I am using the macro provided below to import several csv files which works great. I am however struggling to transpose columns 3 and 6 in my dataset from columns to rows before importing. I would then like to rename these columns as date and study respectively.
(Right now for example each file has a different date in column 3 as the column name which I would like to bring down to the row and give the column a new name i.e. date such that when I set all the imported files one below the other all will be in the column called date
)
I would not know in advance what column 3 would be named in each of my files. So for example in file 1 it can be named XYZ
and YYX
in file 2 and I want to name both date
and also bring both XYZ
and YYX
to row instead. Examples are below:
In File 1:
| Pt | Rt | XYZ |
|----|----|------|
| 1 | 2 | |
In File 2:
| Pt | Rt | YYZ |
|----|----|------|
| 3 | 4 | |
The result should look like:
| Pt | Rt | date |
|----|----|-------|
| 1 | 2 | XYZ |
| 3 | 4 | YYX |
Code:
%*Creates a list of all files in the DIR directory with the specified extension (EXT);
%macro list_files(dir,ext);
%local filrf rc did memcnt name i;
%let rc=%sysfunc(filename(filrf,&dir));
%let did=%sysfunc(dopen(&filrf));
%if &did eq 0 %then
%do;
%put Directory &dir cannot be open or does not exist;
%return;
%end;
%do i = 1 %to %sysfunc(dnum(&did));
%let name=%qsysfunc(dread(&did,&i));
%if %qupcase(%qscan(&name,-1,.)) = %upcase(&ext) %then
%do;
%put &dir\&name;
%let file_name = %qscan(&name,1,.);
%put &file_name;
data _tmp;
length dir $512 name $100;
dir=symget("dir");
name=symget("name");
path = catx('\',dir,name);
the_name = substr(name,1,find(name,'.')-1);
run;
proc append base=list data=_tmp force;
run;
quit;
proc sql;
drop table _tmp;
quit;
%end;
%else %if %qscan(&name,2,.) = %then
%do;
%list_files(&dir\&name,&ext)
%end;
%end;
%let rc=%sysfunc(dclose(&did));
%let rc=%sysfunc(filename(filrf));
%mend list_files;
%*Macro to import a single file, using the path, filename and an output dataset name must be specified;
%macro import_file(path, file_name, dataset_name );
proc import
datafile="&path.\&file_name."
dbms=csv
out=&dataset_name replace;
run;
%mend;
*Create the list of files, in this case all CSV files;
%list_files(C:\Users\baidw002\Documents\1 BCH-LJAF\Real data transfer (BCH to UAB)\CGM\cgmtestfiles\machine\csv, csv);
%*Call macro once for each entry in the list table created from the %list_files() macro;
data _null_;
set list;
string = catt('%import_file(', dir, ', ', name,', ', catt('test', put(_n_, z2.)), ');');
call execute (string);
run;
Code originally from: https://github.com/statgeek/SAS-Tutorials/blob/master/Import_all_files_one_type
Edit1: As suggested in the first comment.

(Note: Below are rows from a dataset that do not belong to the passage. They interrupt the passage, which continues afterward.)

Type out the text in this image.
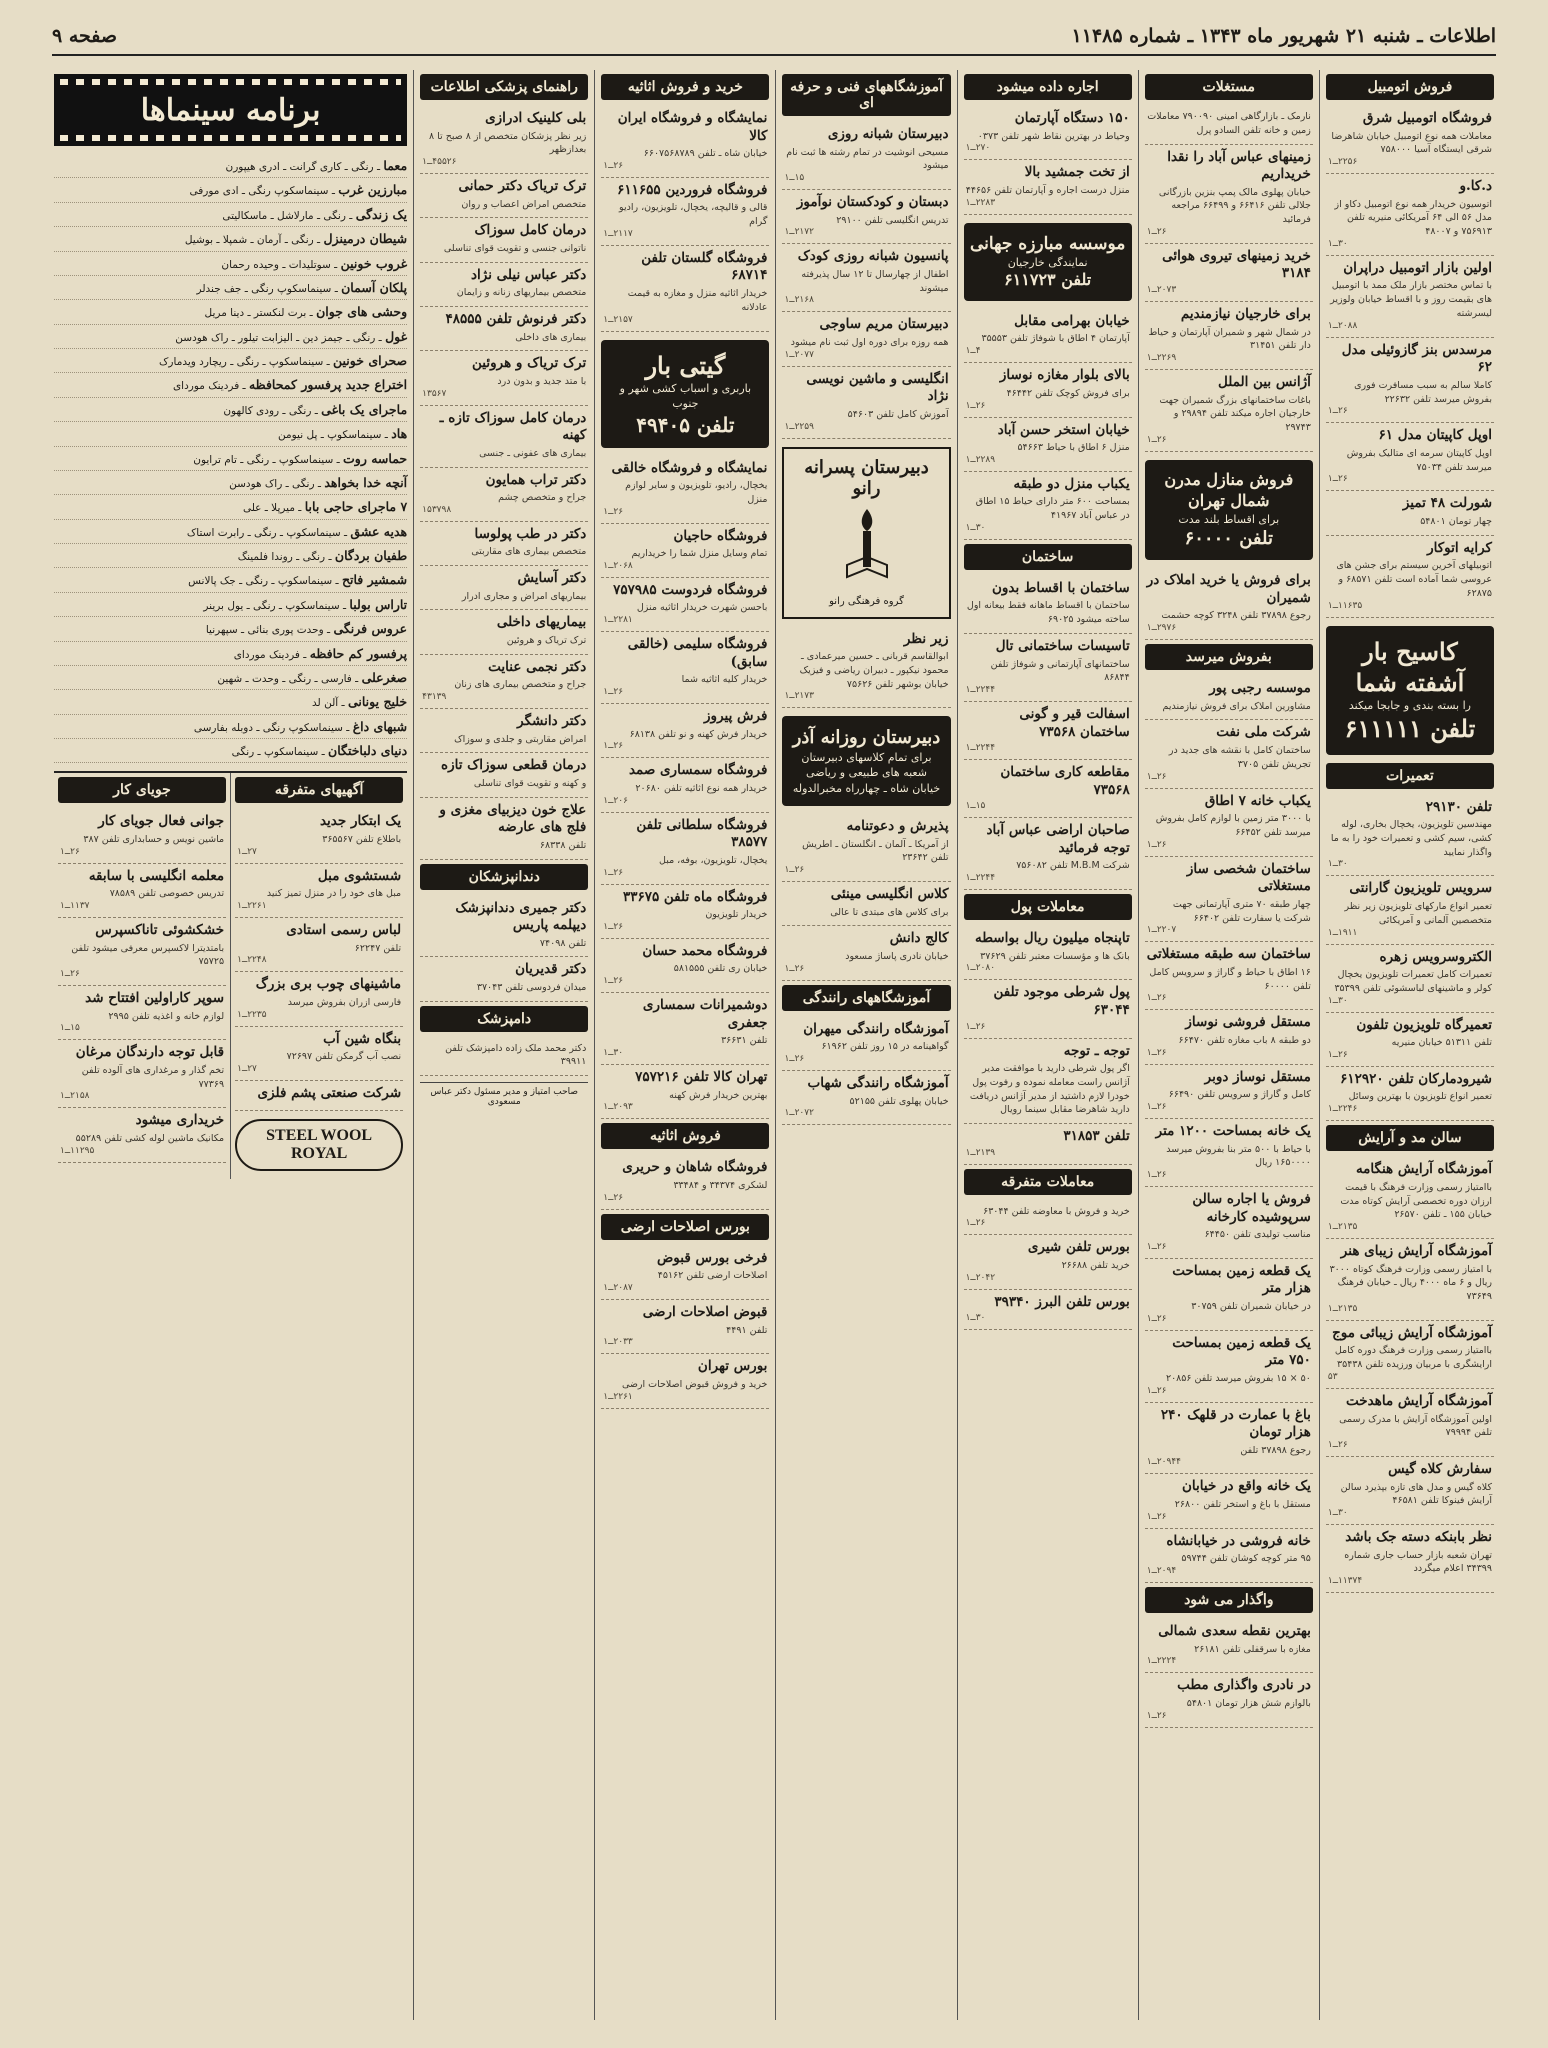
اطلاعات ـ شنبه ۲۱ شهریور ماه ۱۳۴۳ ـ شماره ۱۱۴۸۵
صفحه ۹
فروش اتومبیل
فروشگاه اتومبیل شرق

معاملات همه نوع اتومبیل خیابان شاهرضا شرقی ایستگاه آسیا ۷۵۸۰۰۰

۲۲۵۶ــ۱
د.کا.و

اتوسیون خریدار همه نوع اتومبیل دکاو از مدل ۵۶ الی ۶۴ آمریکائی منیریه تلفن ۷۵۶۹۱۳ و ۴۸۰۰۷

۳۰ــ۱
اولین بازار اتومبیل دراپران

با تماس مختصر بازار ملک ممد با اتومبیل های بقیمت روز و با اقساط خیابان ولوزیر لیسرشته

۲۰۸۸ــ۱
مرسدس بنز گازوئیلی مدل ۶۲

کاملا سالم به سبب مسافرت فوری بفروش میرسد تلفن ۲۲۶۳۲

۲۶ــ۱
اوپل کاپیتان مدل ۶۱

اوپل کاپیتان سرمه ای متالیک بفروش میرسد تلفن ۷۵۰۳۴

۲۶ــ۱
شورلت ۴۸ تمیز

چهار تومان ۵۴۸۰۱

کرایه اتوکار

اتوبیلهای آخرین سیستم برای جشن های عروسی شما آماده است تلفن ۶۸۵۷۱ و ۶۲۸۷۵

۱۱۶۳۵ــ۱
کاسیح بار آشفته شما
را بسته بندی و جابجا میکند
تلفن ۶۱۱۱۱۱
تعمیرات
تلفن ۲۹۱۳۰

مهندسین تلویزیون، یخچال بخاری، لوله کشی، سیم کشی و تعمیرات خود را به ما واگذار نمایید

۳۰ــ۱
سرویس تلویزیون گارانتی

تعمیر انواع مارکهای تلویزیون زیر نظر متخصصین آلمانی و آمریکائی

۱۹۱۱ــ۱
الکتروسرویس زهره

تعمیرات کامل تعمیرات تلویزیون یخچال کولر و ماشینهای لباسشوئی تلفن ۳۵۳۹۹

۳۰ــ۱
تعمیرگاه تلویزیون تلفون

تلفن ۵۱۳۱۱ خیابان منیریه

۲۶ــ۱
شیرودمارکان تلفن ۶۱۲۹۲۰

تعمیر انواع تلویزیون با بهترین وسائل

۲۲۴۶ــ۱
سالن مد و آرایش
آموزشگاه آرایش هنگامه

باامتیاز رسمی وزارت فرهنگ با قیمت ارزان دوره تخصصی آرایش کوتاه مدت خیابان ۱۵۵ ـ تلفن ۲۶۵۷۰

۲۱۳۵ــ۱
آموزشگاه آرایش زیبای هنر

با امتیاز رسمی وزارت فرهنگ کوتاه ۳۰۰۰ ریال و ۶ ماه ۴۰۰۰ ریال ـ خیابان فرهنگ ۷۳۶۴۹

۲۱۳۵ــ۱
آموزشگاه آرایش زیبائی موج

باامتیاز رسمی وزارت فرهنگ دوره کامل ارایشگری با مربیان ورزیده تلفن ۳۵۴۳۸

۵۳
آموزشگاه آرایش ماهدخت

اولین آموزشگاه آرایش با مدرک رسمی تلفن ۷۹۹۹۴

۲۶ــ۱
سفارش کلاه گیس

کلاه گیس و مدل های تازه بپذیرد سالن آرایش فینوکا تلفن ۴۶۵۸۱

۳۰ــ۱
نظر بابنکه دسته جک باشد

تهران شعبه بازار حساب جاری شماره ۳۴۳۹۹ اعلام میگردد

۱۱۳۷۴ــ۱
مستغلات

نارمک ـ بازارگاهی امینی ۷۹۰۰۹۰ معاملات زمین و خانه تلفن السادو پرل

زمینهای عباس آباد را نقدا خریداریم

خیابان پهلوی مالک پمپ بنزین بازرگانی جلالی تلفن ۶۶۴۱۶ و ۶۶۴۹۹ مراجعه فرمائید

۲۶ــ۱
خرید زمینهای تیروی هوائی ۳۱۸۴
۲۰۷۳ــ۱
برای خارجیان نیازمندیم

در شمال شهر و شمیران آپارتمان و حیاط دار تلفن ۳۱۴۵۱

۲۲۶۹ــ۱
آژانس بین الملل

باغات ساختمانهای بزرگ شمیران جهت خارجیان اجاره میکند تلفن ۲۹۸۹۴ و ۲۹۷۴۳

۲۶ــ۱
فروش منازل مدرن شمال تهران
برای اقساط بلند مدت
تلفن ۶۰۰۰۰
برای فروش یا خرید املاک در شمیران

رجوع ۳۷۸۹۸ تلفن ۳۲۴۸ کوچه حشمت

۲۹۷۶ــ۱
بفروش میرسد
موسسه رجبی پور

مشاورین املاک برای فروش نیازمندیم

شرکت ملی نفت

ساختمان کامل با نقشه های جدید در تجریش تلفن ۳۷۰۵

۲۶ــ۱
یکباب خانه ۷ اطاق

با ۳۰۰۰ متر زمین با لوازم کامل بفروش میرسد تلفن ۶۶۴۵۲

۲۶ــ۱
ساختمان شخصی ساز مستغلاتی

چهار طبقه ۷۰ متری آپارتمانی جهت شرکت یا سفارت تلفن ۶۶۴۰۲

۲۲۰۷ــ۱
ساختمان سه طبقه مستغلاتی

۱۶ اطاق با حیاط و گاراژ و سرویس کامل تلفن ۶۰۰۰۰

۲۶ــ۱
مستقل فروشی نوساز

دو طبقه ۸ باب مغازه تلفن ۶۶۴۷۰

۲۶ــ۱
مستقل نوساز دوبر

کامل و گاراژ و سرویس تلفن ۶۶۴۹۰

۲۶ــ۱
یک خانه بمساحت ۱۲۰۰ متر

با حیاط با ۵۰۰ متر بنا بفروش میرسد ۱۶۵۰۰۰۰ ریال

۲۶ــ۱
فروش یا اجاره سالن سرپوشیده کارخانه

مناسب تولیدی تلفن ۶۴۴۵۰

۲۶ــ۱
یک قطعه زمین بمساحت هزار متر

در خیابان شمیران تلفن ۳۰۷۵۹

۲۶ــ۱
یک قطعه زمین بمساحت ۷۵۰ متر

۵۰ × ۱۵ بفروش میرسد تلفن ۲۰۸۵۶

۲۶ــ۱
باغ با عمارت در قلهک ۲۴۰ هزار تومان

رجوع ۳۷۸۹۸ تلفن

۲۰۹۴۴ــ۱
یک خانه واقع در خیابان

مستقل با باغ و استخر تلفن ۲۶۸۰۰

۲۶ــ۱
خانه فروشی در خیابانشاه

۹۵ متر کوچه کوشان تلفن ۵۹۷۴۴

۲۰۹۴ــ۱
واگذار می شود
بهترین نقطه سعدی شمالی

مغازه با سرقفلی تلفن ۲۶۱۸۱

۲۲۲۴ــ۱
در نادری واگذاری مطب

بالوازم شش هزار تومان ۵۴۸۰۱

۲۶ــ۱
اجاره داده میشود
۱۵۰ دستگاه آپارتمان

وحیاط در بهترین نقاط شهر تلفن ۰۳۷۳

۲۷۰ــ۱
از تخت جمشید بالا

منزل درست اجاره و آپارتمان تلفن ۴۴۶۵۶

۲۲۸۳ــ۱
موسسه مبارزه جهانی
نمایندگی خارجیان
تلفن ۶۱۱۷۲۳
خیابان بهرامی مقابل

آپارتمان ۴ اطاق با شوفاژ تلفن ۳۵۵۵۳

۴ــ۱
بالای بلوار مغازه نوساز

برای فروش کوچک تلفن ۴۶۴۴۲

۲۶ــ۱
خیابان استخر حسن آباد

منزل ۶ اطاق با حیاط ۵۴۶۶۳

۲۲۸۹ــ۱
یکباب منزل دو طبقه

بمساحت ۶۰۰ متر دارای حیاط ۱۵ اطاق در عباس آباد ۴۱۹۶۷

۳۰ــ۱
ساختمان
ساختمان با اقساط بدون

ساختمان با اقساط ماهانه فقط بیعانه اول ساخته میشود ۶۹۰۲۵

تاسیسات ساختمانی تال

ساختمانهای آپارتمانی و شوفاژ تلفن ۸۶۸۴۴

۲۲۴۴ــ۱
اسفالت قیر و گونی ساختمان ۷۳۵۶۸
۲۲۴۴ــ۱
مقاطعه کاری ساختمان ۷۳۵۶۸
۱۵ــ۱
صاحبان اراضی عباس آباد توجه فرمائید

شرکت M.B.M تلفن ۷۵۶۰۸۲

۲۲۴۴ــ۱
معاملات پول
تاپنجاه میلیون ریال بواسطه

بانک ها و مؤسسات معتبر تلفن ۳۷۶۲۹

۲۰۸۰ــ۱
پول شرطی موجود تلفن ۶۳۰۴۴
۲۶ــ۱
توجه ـ توجه

اگر پول شرطی دارید با موافقت مدیر آژانس راست معامله نموده و رفوت پول خودرا لازم داشتید از مدیر آژانس دریافت دارید شاهرضا مقابل سینما رویال

تلفن ۳۱۸۵۳
۲۱۳۹ــ۱
معاملات متفرقه

خرید و فروش با معاوضه تلفن ۶۳۰۴۴

۲۶ــ۱
بورس تلفن شیری

خرید تلفن ۲۶۶۸۸

۲۰۴۲ــ۱
بورس تلفن البرز ۳۹۳۴۰
۳۰ــ۱
آموزشگاههای فنی و حرفه ای
دبیرستان شبانه روزی

مسیحی انوشیت در تمام رشته ها ثبت نام میشود

۱۵ــ۱
دبستان و کودکستان نوآموز

تدریس انگلیسی تلفن ۲۹۱۰۰

۲۱۷۲ــ۱
پانسیون شبانه روزی کودک

اطفال از چهارسال تا ۱۲ سال پذیرفته میشوند

۲۱۶۸ــ۱
دبیرستان مریم ساوجی

همه روزه برای دوره اول ثبت نام میشود

۲۰۷۷ــ۱
انگلیسی و ماشین نویسی نژاد

آموزش کامل تلفن ۵۴۶۰۳

۲۲۵۹ــ۱
دبیرستان پسرانه رانو
گروه فرهنگی رانو
زیر نظر

ابوالقاسم قربانی ـ حسین میرعمادی ـ محمود نیکپور ـ دبیران ریاضی و فیزیک خیابان بوشهر تلفن ۷۵۶۲۶

۲۱۷۳ــ۱
دبیرستان روزانه آذر
برای تمام کلاسهای دبیرستان شعبه های طبیعی و ریاضی
خیابان شاه ـ چهارراه مخبرالدوله
پذیرش و دعوتنامه

از آمریکا ـ آلمان ـ انگلستان ـ اطریش تلفن ۲۳۶۴۲

۲۶ــ۱
کلاس انگلیسی مینئی

برای کلاس های مبتدی تا عالی

کالج دانش

خیابان نادری پاساژ مسعود

۲۶ــ۱
آموزشگاههای رانندگی
آموزشگاه رانندگی میهران

گواهینامه در ۱۵ روز تلفن ۶۱۹۶۲

۲۶ــ۱
آموزشگاه رانندگی شهاب

خیابان پهلوی تلفن ۵۲۱۵۵

۲۰۷۲ــ۱
خرید و فروش اثاثیه
نمایشگاه و فروشگاه ایران کالا

خیابان شاه ـ تلفن ۶۶۰۷۵۶۸۷۸۹

۲۶ــ۱
فروشگاه فروردین ۶۱۱۶۵۵

قالی و قالیچه، یخچال، تلویزیون، رادیو گرام

۲۱۱۷ــ۱
فروشگاه گلستان تلفن ۶۸۷۱۴

خریدار اثاثیه منزل و مغازه به قیمت عادلانه

۲۱۵۷ــ۱
گیتی بار
باربری و اسباب کشی شهر و جنوب
تلفن ۴۹۴۰۵
نمایشگاه و فروشگاه خالقی

یخچال، رادیو، تلویزیون و سایر لوازم منزل

۲۶ــ۱
فروشگاه حاجیان

تمام وسایل منزل شما را خریداریم

۲۰۶۸ــ۱
فروشگاه فردوست ۷۵۷۹۸۵

باحسن شهرت خریدار اثاثیه منزل

۲۲۸۱ــ۱
فروشگاه سلیمی (خالقی سابق)

خریدار کلیه اثاثیه شما

۲۶ــ۱
فرش پیروز

خریدار فرش کهنه و نو تلفن ۶۸۱۳۸

۲۶ــ۱
فروشگاه سمساری صمد

خریدار همه نوع اثاثیه تلفن ۲۰۶۸۰

۲۰۶ــ۱
فروشگاه سلطانی تلفن ۳۸۵۷۷

یخچال، تلویزیون، بوفه، مبل

۲۶ــ۱
فروشگاه ماه تلفن ۳۳۶۷۵

خریدار تلویزیون

۲۶ــ۱
فروشگاه محمد حسان

خیابان ری تلفن ۵۸۱۵۵۵

۲۶ــ۱
دوشمیرانات سمساری جعفری

تلفن ۳۶۶۳۱

۳۰ــ۱
تهران کالا تلفن ۷۵۷۲۱۶

بهترین خریدار فرش کهنه

۲۰۹۳ــ۱
فروش اثاثیه
فروشگاه شاهان و حریری

لشکری ۳۴۳۷۴ و ۳۳۴۸۴

۲۶ــ۱
بورس اصلاحات ارضی
فرخی بورس قبوض

اصلاحات ارضی تلفن ۴۵۱۶۲

۲۰۸۷ــ۱
قبوض اصلاحات ارضی

تلفن ۴۴۹۱

۲۰۳۳ــ۱
بورس تهران

خرید و فروش قبوض اصلاحات ارضی

۲۲۶۱ــ۱
راهنمای پزشکی اطلاعات
بلی کلینیک ادرازی

زیر نظر پزشکان متخصص از ۸ صبح تا ۸ بعدازظهر

۴۵۵۲۶ــ۱
ترک تریاک دکتر حمانی

متخصص امراض اعصاب و روان

درمان کامل سوزاک

ناتوانی جنسی و تقویت قوای تناسلی

دکتر عباس نیلی نژاد

متخصص بیماریهای زنانه و زایمان

دکتر فرنوش تلفن ۴۸۵۵۵

بیماری های داخلی

ترک تریاک و هروئین

با متد جدید و بدون درد

۱۳۵۶۷
درمان کامل سوزاک تازه ـ کهنه

بیماری های عفونی ـ جنسی

دکتر تراب همایون

جراح و متخصص چشم

۱۵۳۷۹۸
دکتر در طب پولوسا

متخصص بیماری های مقاربتی

دکتر آسایش

بیماریهای امراض و مجاری ادرار

بیماریهای داخلی

ترک تریاک و هروئین

دکتر نجمی عنایت

جراح و متخصص بیماری های زنان

۴۳۱۳۹
دکتر دانشگر

امراض مقاربتی و جلدی و سوزاک

درمان قطعی سوزاک تازه

و کهنه و تقویت قوای تناسلی

علاج خون دیزبیای مغزی و فلج های عارضه

تلفن ۶۸۳۳۸

دندانپزشکان
دکتر جمیری دندانپزشک دیپلمه پاریس

تلفن ۷۴۰۹۸

دکتر قدیریان

میدان فردوسی تلفن ۳۷۰۴۳

دامپزشک

دکتر محمد ملک زاده دامپزشک تلفن ۳۹۹۱۱

صاحب امتیاز و مدیر مسئول دکتر عباس مسعودی
برنامه سینماها
معما ـ رنگی ـ کاری گرانت ـ ادری هیپورن
مبارزین غرب ـ سینماسکوپ رنگی ـ ادی مورفی
یک زندگی ـ رنگی ـ مارلاشل ـ ماسکالیتی
شیطان درمینزل ـ رنگی ـ آرمان ـ شمپلا ـ بوشیل
غروب خونین ـ سوتلیدات ـ وحیده رحمان
پلکان آسمان ـ سینماسکوپ رنگی ـ جف جندلر
وحشی های جوان ـ برت لنکستر ـ دینا مریل
غول ـ رنگی ـ جیمز دین ـ الیزابت تیلور ـ راک هودسن
صحرای خونین ـ سینماسکوپ ـ رنگی ـ ریچارد ویدمارک
اختراع جدید پرفسور کمحافظه ـ فردینک موردای
ماجرای یک باغی ـ رنگی ـ رودی کالهون
هاد ـ سینماسکوپ ـ پل نیومن
حماسه روت ـ سینماسکوپ ـ رنگی ـ تام ترایون
آنچه خدا بخواهد ـ رنگی ـ راک هودسن
۷ ماجرای حاجی بابا ـ میرپلا ـ علی
هدیه عشق ـ سینماسکوپ ـ رنگی ـ رابرت استاک
طفیان بردگان ـ رنگی ـ روندا فلمینگ
شمشیر فاتح ـ سینماسکوپ ـ رنگی ـ جک پالانس
تاراس بولبا ـ سینماسکوپ ـ رنگی ـ یول برینر
عروس فرنگی ـ وحدت پوری بنائی ـ سپهرنیا
پرفسور کم حافظه ـ فردینک موردای
صغرعلی ـ فارسی ـ رنگی ـ وحدت ـ شهین
خلیج یونانی ـ آلن لد
شبهای داغ ـ سینماسکوپ رنگی ـ دوبله بفارسی
دنیای دلباختگان ـ سینماسکوپ ـ رنگی
آگهیهای متفرقه
یک ابتکار جدید

باطلاع تلفن ۳۶۵۵۶۷

۲۷ــ۱
شستشوی مبل

مبل های خود را در منزل تمیز کنید

۲۲۶۱ــ۱
لباس رسمی استادی

تلفن ۶۲۲۴۷

۲۲۴۸ــ۱
ماشینهای چوب بری بزرگ

فارسی ازران بفروش میرسد

۲۲۳۵ــ۱
بنگاه شین آب

نصب آب گرمکن تلفن ۷۲۶۹۷

۲۷ــ۱
شرکت صنعتی پشم فلزی
STEEL WOOL ROYAL
جویای کار
جوانی فعال جویای کار

ماشین نویس و حسابداری تلفن ۳۸۷

۲۶ــ۱
معلمه انگلیسی با سابقه

تدریس خصوصی تلفن ۷۸۵۸۹

۱۱۳۷ــ۱
خشکشوئی تاناکسپرس

بامتدیترا لاکسپرس معرفی میشود تلفن ۷۵۷۲۵

۲۶ــ۱
سوپر کاراولین افتتاح شد

لوازم خانه و اغذیه تلفن ۲۹۹۵

۱۵ــ۱
قابل توجه دارندگان مرغان

تخم گذار و مرغداری های آلوده تلفن ۷۷۳۶۹

۲۱۵۸ــ۱
خریداری میشود

مکانیک ماشین لوله کشی تلفن ۵۵۲۸۹

۱۱۲۹۵ــ۱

Edit2: added link to the source of the code.
Why not just do the whole thing with one data step? SAS can read CSV files directly without using PROC IMPORT.
Use a wildcard in the filename to read all of the files at once. When you are on the first line of a file then read the DATE from the header row.
%let path=C:\Users\baidw002\Documents\1 BCH-LJAF\Real data transfer (BCH to UAB)\CGM\cgmtestfiles\machine\csv;
data want ;
length pt 8 rt 8 date 8 ;
informat date anydtdte.;
format date yymmdd10.;
length dummy $1 fname $256;
infile "&path/*.csv" filename=fname truncover dsd ;
input @;
if fname ne lag(fname) then do;
input 2*dummy date ;
retain date;
end;
input pt rt ;
drop dummy;
run;
So if I make up some dummy files:
%let path=%sysfunc(pathname(work));
data _null_;
file "&path/test1.csv";
put 'pt,rt,3/4/19' / '1,2';
file "&path/test2.csv";
put 'pt,rt,4/5/19' / '3,4';
run;
I get this result:
Obs pt rt date
1 1 2 2019-03-04
2 3 4 2019-04-05